Application of the Iterated Weighted Least-Squares Fit to counting experiments

TL;DR

This paper demonstrates that iterated weighted least-squares fitting can correct bias in counting experiment data, aligning results with maximum-likelihood estimates and offering practical advantages over traditional methods.

Contribution

It introduces an iterated weighted least-squares approach that converges faster and is more practical than maximum-likelihood fitting for counting data analysis.

Findings

Iterated weighted least-squares produces unbiased estimates for Poisson data.

The method converges faster than maximum-likelihood for linear models.

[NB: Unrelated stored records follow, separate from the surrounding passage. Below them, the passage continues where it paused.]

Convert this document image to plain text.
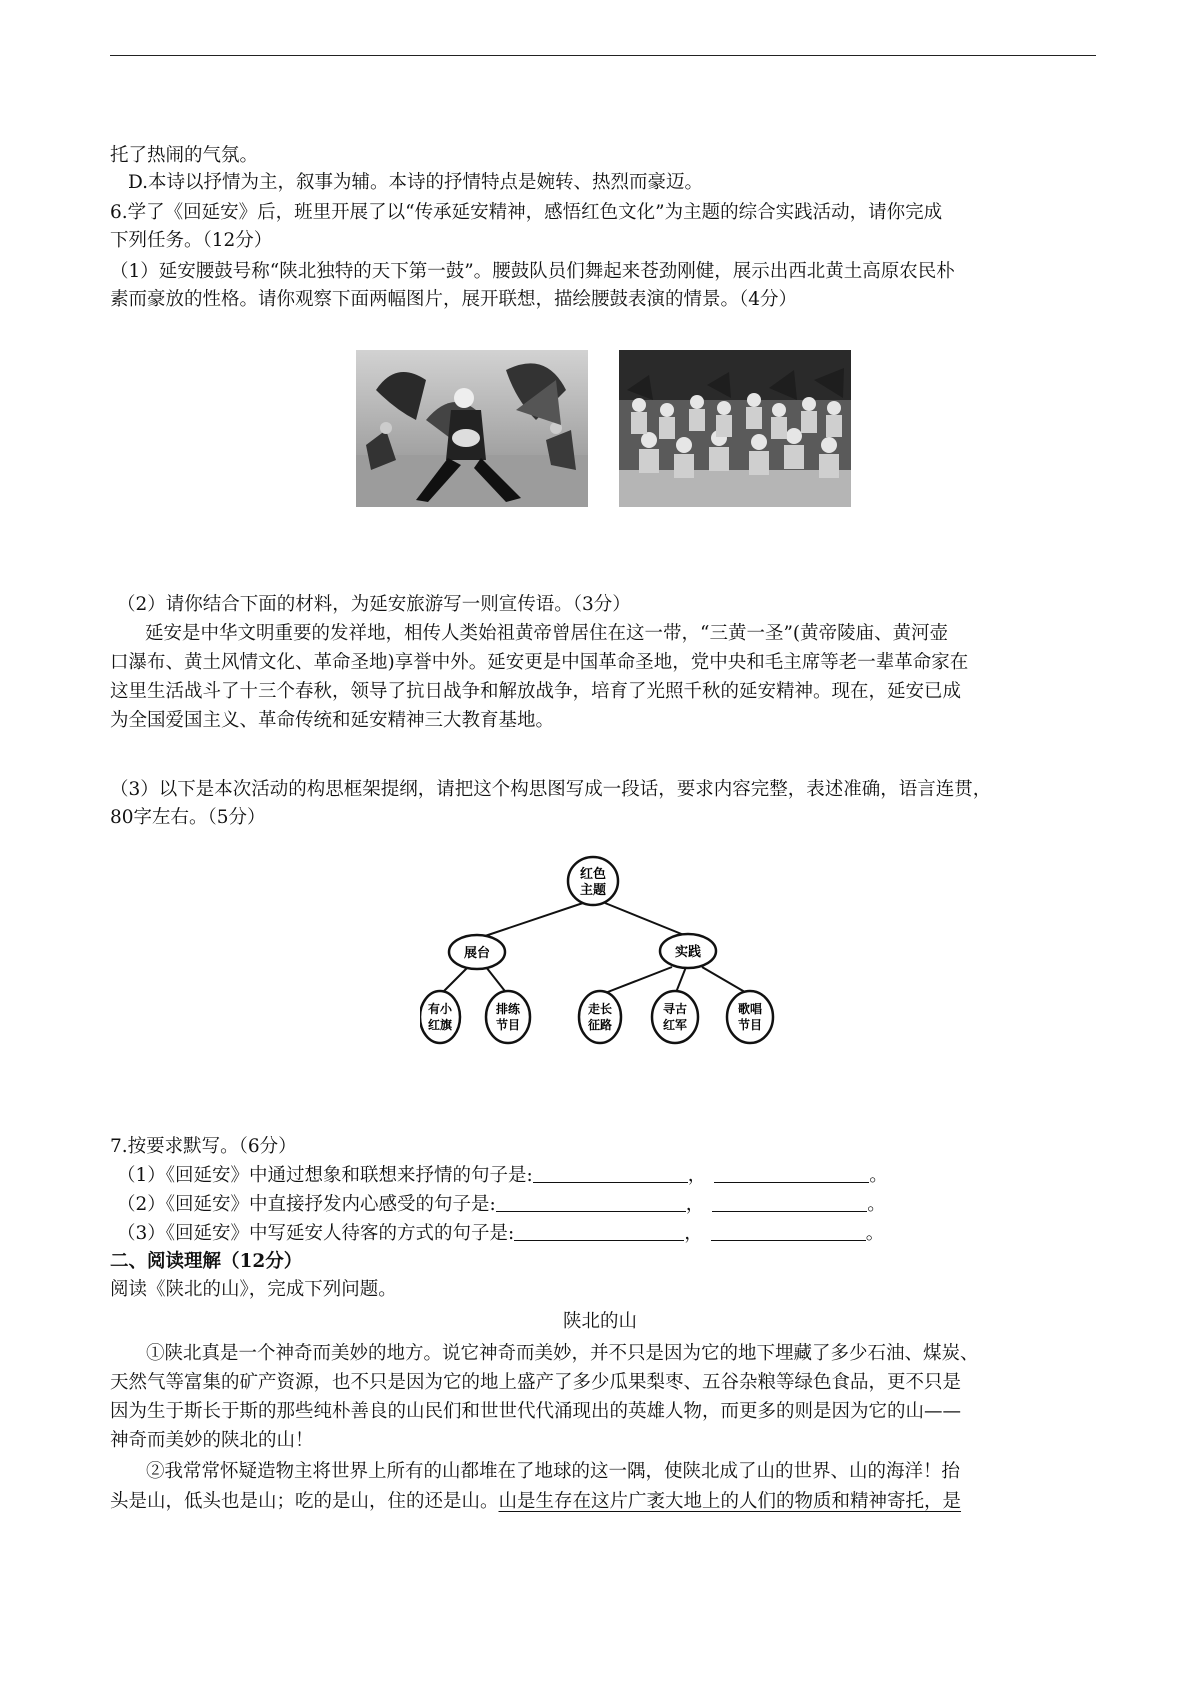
托了热闹的气氛。
D.本诗以抒情为主，叙事为辅。本诗的抒情特点是婉转、热烈而豪迈。
6.学了《回延安》后，班里开展了以“传承延安精神，感悟红色文化”为主题的综合实践活动，请你完成
下列任务。（12分）
（1）延安腰鼓号称“陕北独特的天下第一鼓”。腰鼓队员们舞起来苍劲刚健，展示出西北黄土高原农民朴
素而豪放的性格。请你观察下面两幅图片，展开联想，描绘腰鼓表演的情景。（4分）
（2）请你结合下面的材料，为延安旅游写一则宣传语。（3分）
延安是中华文明重要的发祥地，相传人类始祖黄帝曾居住在这一带，“三黄一圣”(黄帝陵庙、黄河壶
口瀑布、黄土风情文化、革命圣地)享誉中外。延安更是中国革命圣地，党中央和毛主席等老一辈革命家在
这里生活战斗了十三个春秋，领导了抗日战争和解放战争，培育了光照千秋的延安精神。现在，延安已成
为全国爱国主义、革命传统和延安精神三大教育基地。
（3）以下是本次活动的构思框架提纲，请把这个构思图写成一段话，要求内容完整，表述准确，语言连贯，
80字左右。（5分）
红色
主题
展台	实践
有小
红旗
排练
节目
走长
征路
寻古
红军
歌唱
节目
7.按要求默写。（6分）
（1）《回延安》中通过想象和联想来抒情的句子是:	，	。
（2）《回延安》中直接抒发内心感受的句子是:	，	。
（3）《回延安》中写延安人待客的方式的句子是:	，	。
二、阅读理解（12分）
阅读《陕北的山》，完成下列问题。
陕北的山
①陕北真是一个神奇而美妙的地方。说它神奇而美妙，并不只是因为它的地下埋藏了多少石油、煤炭、
天然气等富集的矿产资源，也不只是因为它的地上盛产了多少瓜果梨枣、五谷杂粮等绿色食品，更不只是
因为生于斯长于斯的那些纯朴善良的山民们和世世代代涌现出的英雄人物，而更多的则是因为它的山——
神奇而美妙的陕北的山！
②我常常怀疑造物主将世界上所有的山都堆在了地球的这一隅，使陕北成了山的世界、山的海洋！抬
头是山，低头也是山；吃的是山，住的还是山。山是生存在这片广袤大地上的人们的物质和精神寄托，是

Unbinned maximum-likelihood is a limit case of the iterated least-squares fit.

Abstract

Least-squares fits are an important tool in many data analysis applications. In this paper, we review theoretical results, which are relevant for their application to data from counting experiments. Using a simple example, we illustrate the well known fact that commonly used variants of the least-squares fit applied to Poisson-distributed data produce biased estimates. The bias can be overcome with an iterated weighted least-squares method, which produces results identical to the maximum-likelihood method. For linear models, the iterated weighted least-squares method converges faster than the equivalent maximum-likelihood method, and does not require problem-specific starting values, which may be a practical advantage. The equivalence of both methods also holds for binomially distributed data. We further show that the unbinned maximum-likelihood method can be derived as a limiting case of the iterated least-squares fit when the bin width goes to zero, which demonstrates a deep connection between the two methods.